Apprendisti in economia 

La via dell’inferno è davvero lastricata da buone, buonissime intenzioni. Ma ahimè nonostante i buoni propositi la strada è pur sempre quella. Prendete la questione dei ticket sanitari, aumentati da questo governo, al fine di disincentivare l’abuso della sanità pubblica.
In Italia si spende una montagna di quattrini per la sanità. Qualcosa vicino a cento miliardi di euro. La gran parte di queste risorse arrivano dalla fiscalità generale: insomma dalle nostre tasse, locali e nazionali. Una piccola percentuale di questa enorme spesa pubblica arriva dai pagamenti diretti dei cittadini: i cosiddetti ticket. Ma si tratta di una goccia nell’oceano: poco più di 1,2 miliardi di euro per le spese ambulatoriali. Il governo Prodi con la recente manovra ha aumentato questo contributo di circa 850 milioni di euro. L’idea sulla carta ottima di promuovere la consapevolezza dei cittadini sulle prestazioni che ottengono si rivelerà l’ennesima tassa.

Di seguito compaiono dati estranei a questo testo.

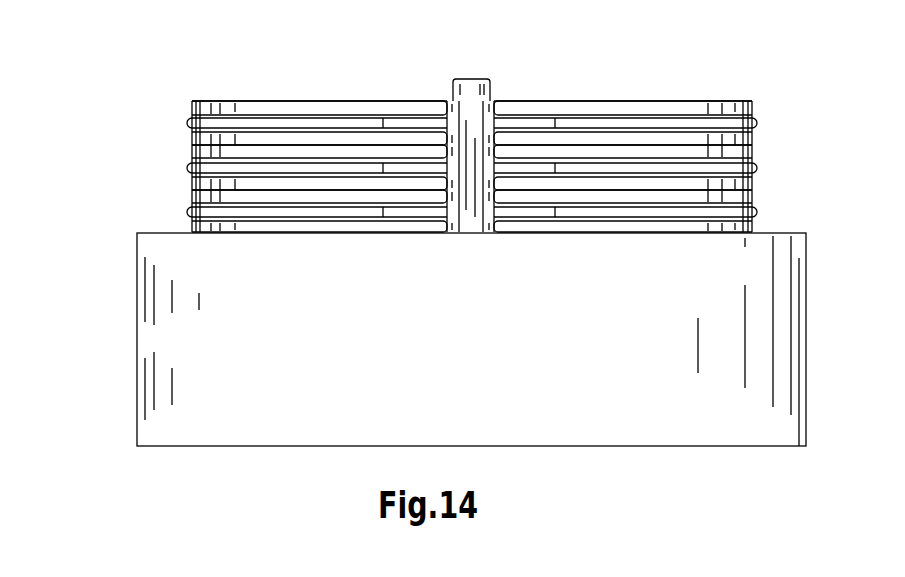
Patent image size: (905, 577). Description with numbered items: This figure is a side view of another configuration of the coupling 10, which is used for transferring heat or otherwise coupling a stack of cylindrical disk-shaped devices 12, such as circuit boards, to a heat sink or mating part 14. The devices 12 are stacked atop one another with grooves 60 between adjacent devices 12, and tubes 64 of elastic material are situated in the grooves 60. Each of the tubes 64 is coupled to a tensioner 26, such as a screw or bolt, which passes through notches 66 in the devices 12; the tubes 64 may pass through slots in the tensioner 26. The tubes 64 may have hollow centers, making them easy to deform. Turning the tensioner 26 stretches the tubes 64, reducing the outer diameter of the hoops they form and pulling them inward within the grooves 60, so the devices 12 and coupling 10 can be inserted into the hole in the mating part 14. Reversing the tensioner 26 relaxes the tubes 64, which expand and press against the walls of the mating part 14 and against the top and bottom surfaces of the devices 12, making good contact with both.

The coupling 10 is at (134, 70).
The cylindrical disk-shaped devices 12 is at (678, 138).
The heat sink or mating part 14 is at (148, 310).
The tensioner 26 is at (472, 79).
The grooves 60 is at (177, 208).
The tubes of elastic material 64 is at (757, 215).
The notches 66 is at (508, 75).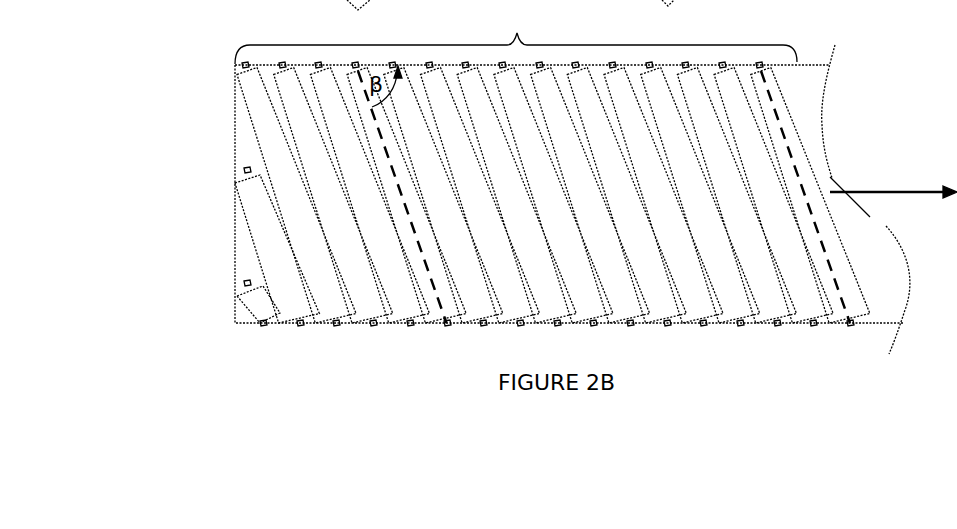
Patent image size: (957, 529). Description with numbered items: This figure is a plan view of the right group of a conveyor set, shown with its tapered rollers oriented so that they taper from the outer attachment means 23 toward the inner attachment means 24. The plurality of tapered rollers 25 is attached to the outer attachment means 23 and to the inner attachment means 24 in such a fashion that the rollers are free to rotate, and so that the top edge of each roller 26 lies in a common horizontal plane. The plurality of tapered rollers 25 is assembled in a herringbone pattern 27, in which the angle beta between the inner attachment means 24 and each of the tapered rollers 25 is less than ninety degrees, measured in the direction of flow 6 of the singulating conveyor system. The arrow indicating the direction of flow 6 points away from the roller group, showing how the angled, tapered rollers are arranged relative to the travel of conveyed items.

In un recente e bellissimo studio del Centro di ricerca in economia e Management in Sanità (il Crems dell’Università Carlo Cattaneo) si legge: «La compartecipazione del singolo alla spesa sanitaria non riesce a contenere i costi del sistema. Infatti le prestazioni ambulatoriali specialistiche crescono progressivamente a prescindere dall’applicazione del ticket...». Secondo la ricerca fatta sul campo dagli studiosi del Crems l’applicazione del ticket in Italia non serve a frenare la spesa (neanche quella farmaceutica). Ma a qualcosa serve: a pagare gli stipendi di una burocrazia necessaria per gestire il ticket. Un paradosso pazzesco. Il Crems ha calcolato che «almeno un terzo» di quanto ricavato con i ticket serve infatti per tenere in piedi la «struttura ticket». Insomma mi faccio pagare dai cittadini, ma per ottenere questi pagamenti spendo un terzo degli stessi: in controlli sulle esenzioni, stipendi per i controllori, uffici che tengano le carte, individuazione delle patologie e certificazioni varie. Una follia.
La testa di questo governo ha un idea incredibilmente antica del ruolo dello Stato nell’economia. Ogni suo passo sembra ricalcare un vecchio libro di testo di economia politica degli anni 70. Chi ci governa ha ancora la pia illusione di contenere i deficit pubblici adeguando le entrate (le nostre tasse) alle spese. E non viceversa. Come dimostra l’impianto dell’ultima Finanziaria che secondo gli economisti della voce.info, per il 90 per cento è fatta di nuove entrate e di nessuna riduzione significativa di spesa.
I dati sul fabbisogno statale dell’anno che si è chiuso sono clamorosi. Come ha ammesso una nota del Tesoro, la fame di risorse pubbliche è crollata del 40 per cento rispetto al 2005 e non solo per l’ottimo andamento delle entrate, ma anche grazie ad iniziative per il controllo della spesa pubblica assunte con la manovra di bilancio di fine 2005.
Ricapitolando, ormai è noioso ripetere che del buco di Berlusconi non c’è traccia. Ha ridotto le imposte, ma ha aumentato il gettito per le casse dello Stato. E sul fronte delle uscite la sua ultima manovra ha contribuito a contenere la spesa pubblica.


I comunicati non dicono inoltre che il motore di queste buone notizie è anche quello della ripresa economica dovuta a leggi sul lavoro e sul fisco espansive. Esattamente il contrario di quanto previsto dalla manovra di Tommaso Padoa-Schioppa che introduce nuove imposte e minore flessibilità sul lavoro. Una follia. Come quella dei ticket.